For longer projects — try and make them together with someone who is just as interested as you. It's a bit like when people ask a friend to sit with them when they're doing a task, to motivate them to not get distracted and shift them into a doing-things mood. Different, too, though, and you have to trust this person — because if you start to force yourself to keep making the thing only because they'd disapprove, that wouldn't be good either... Complicated. But I've been writing more and more often this way than I had in years, and I like what I end up with.
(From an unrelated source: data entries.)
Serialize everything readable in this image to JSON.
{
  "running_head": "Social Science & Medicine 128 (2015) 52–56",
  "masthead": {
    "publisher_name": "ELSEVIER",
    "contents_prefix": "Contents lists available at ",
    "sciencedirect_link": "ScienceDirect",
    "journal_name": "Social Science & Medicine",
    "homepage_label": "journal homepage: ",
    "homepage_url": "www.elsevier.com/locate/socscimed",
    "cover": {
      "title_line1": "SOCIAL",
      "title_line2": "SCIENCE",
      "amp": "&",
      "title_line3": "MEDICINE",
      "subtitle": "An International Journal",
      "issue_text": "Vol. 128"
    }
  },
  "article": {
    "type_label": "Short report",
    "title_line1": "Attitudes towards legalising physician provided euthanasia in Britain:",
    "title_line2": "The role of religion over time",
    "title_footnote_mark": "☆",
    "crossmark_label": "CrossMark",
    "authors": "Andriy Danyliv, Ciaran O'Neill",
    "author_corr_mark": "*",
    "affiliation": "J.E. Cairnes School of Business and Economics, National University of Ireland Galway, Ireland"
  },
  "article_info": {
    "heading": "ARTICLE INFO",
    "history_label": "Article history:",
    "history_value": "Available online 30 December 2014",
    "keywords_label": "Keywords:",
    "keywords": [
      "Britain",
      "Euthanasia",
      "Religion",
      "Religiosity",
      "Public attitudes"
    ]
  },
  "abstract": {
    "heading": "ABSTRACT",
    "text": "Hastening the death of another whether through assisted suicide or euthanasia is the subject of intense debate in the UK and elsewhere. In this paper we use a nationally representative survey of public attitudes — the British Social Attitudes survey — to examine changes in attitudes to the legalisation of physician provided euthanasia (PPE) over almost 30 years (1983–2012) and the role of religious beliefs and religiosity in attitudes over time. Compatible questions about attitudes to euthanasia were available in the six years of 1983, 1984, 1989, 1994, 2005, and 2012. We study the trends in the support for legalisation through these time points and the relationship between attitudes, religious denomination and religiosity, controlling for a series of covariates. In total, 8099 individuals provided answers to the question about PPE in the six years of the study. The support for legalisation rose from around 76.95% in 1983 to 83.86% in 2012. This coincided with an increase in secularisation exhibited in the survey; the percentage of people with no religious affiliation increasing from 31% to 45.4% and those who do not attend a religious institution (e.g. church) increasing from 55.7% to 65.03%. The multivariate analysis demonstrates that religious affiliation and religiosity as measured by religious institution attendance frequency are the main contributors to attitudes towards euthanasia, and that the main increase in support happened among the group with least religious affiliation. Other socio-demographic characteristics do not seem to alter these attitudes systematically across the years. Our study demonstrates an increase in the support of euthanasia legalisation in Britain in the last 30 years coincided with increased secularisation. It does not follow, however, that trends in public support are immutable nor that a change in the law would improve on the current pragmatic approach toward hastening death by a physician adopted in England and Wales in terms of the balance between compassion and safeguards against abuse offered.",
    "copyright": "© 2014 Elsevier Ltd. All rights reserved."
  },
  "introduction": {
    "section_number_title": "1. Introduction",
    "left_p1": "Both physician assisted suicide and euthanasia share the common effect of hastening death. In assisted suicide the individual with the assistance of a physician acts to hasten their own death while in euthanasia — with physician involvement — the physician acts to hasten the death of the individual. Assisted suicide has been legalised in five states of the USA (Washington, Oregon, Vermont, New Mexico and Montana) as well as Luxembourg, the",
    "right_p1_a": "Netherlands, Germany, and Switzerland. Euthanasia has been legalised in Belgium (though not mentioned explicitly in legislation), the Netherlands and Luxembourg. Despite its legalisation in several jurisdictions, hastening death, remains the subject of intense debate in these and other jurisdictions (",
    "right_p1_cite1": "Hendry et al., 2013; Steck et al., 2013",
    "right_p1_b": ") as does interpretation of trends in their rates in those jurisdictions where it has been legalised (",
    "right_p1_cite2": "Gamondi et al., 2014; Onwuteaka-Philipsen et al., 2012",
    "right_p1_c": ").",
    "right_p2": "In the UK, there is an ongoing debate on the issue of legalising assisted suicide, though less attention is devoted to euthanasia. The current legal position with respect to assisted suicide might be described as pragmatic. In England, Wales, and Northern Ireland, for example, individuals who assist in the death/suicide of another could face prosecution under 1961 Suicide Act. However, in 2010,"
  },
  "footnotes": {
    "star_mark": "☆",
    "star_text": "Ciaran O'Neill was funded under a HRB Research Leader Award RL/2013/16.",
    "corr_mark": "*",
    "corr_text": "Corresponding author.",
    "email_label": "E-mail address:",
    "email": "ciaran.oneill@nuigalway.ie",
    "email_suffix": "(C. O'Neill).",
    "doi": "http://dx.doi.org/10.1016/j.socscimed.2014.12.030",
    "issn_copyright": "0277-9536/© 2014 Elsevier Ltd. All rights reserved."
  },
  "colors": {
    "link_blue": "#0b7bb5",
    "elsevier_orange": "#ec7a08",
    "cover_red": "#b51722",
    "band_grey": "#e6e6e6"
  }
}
Try to find and solve some problems that make it harder to do some individual thing — maybe, find music to put on while reading of exactly the information density that doesn't distract you but does make the book not feel like too little. Or some other problem you in particular have. Then remember to use the solutions more than one time. Probably up until they stop working.

Notice when you're running away from doing something because you feel it would be — not too energy-intensive, but too intense and unfamiliar and potentially wonderful in a way you aren't sure you can handle. Then, run towards that instead.

So, yeah, this, I think. :) And good morning to you too

Last edited on 2023-12-29 22:17:36

pride Just passing through, don't mind me
blop

Posted 2024-11-17 07:27:52

I often seem to go trough periods where i either screw up intentionally or end up doing little because of the circumstances around me like helping ut/socialising. It can get pretty draining and frustrating when this happens, because i always want to be noticing progress and change.

Its also that for me too; i have so much to do and thing about i kinda end up not really doing it.

My website, for example- i have been wanting to fresh it up and continually put things on it and update it but i find myself being unsure what to put there.

just like what Jsmith says i agree that you have to start somewhere and do something to keep the snowball rolling. Heavily i tend to have too much to do and i do little of each thing- summarizing as nothing in the end. I think ill have to have times where i simply focus ON THAT THING instead of changing tasks so often and not remembering what i did.

and morning fellas, i woke up before my family on a saturday yay

dak

Posted 2024-12-01 13:42:57

I'm definitely feeling like this at the moment. I've been gaming in my spare time for years but lately nothing's giving me that same draw as it used to. I want to upskill a bit and explore some new programming languages, frameworks, concepts etc, but work's been pretty busy and stressful lately so the last thing I want to do after building software for 8 hours every day is do more programming. I've largely quit large social media networks (save for lurking on Reddit a bit) so I'm not getting that easy dopamine, so now I'm left with watching YouTube and playing solitaire and maybe some Cities Skylines to pass the time.

I saw this post a few days ago and tried to take on jsmith's advice, started playing around with a personal project that I'd kinda let fade away. I'm glad to say it's working so far, I'm trying to work on it a little bit at least every couple days, and I'm enjoying it quite a bit.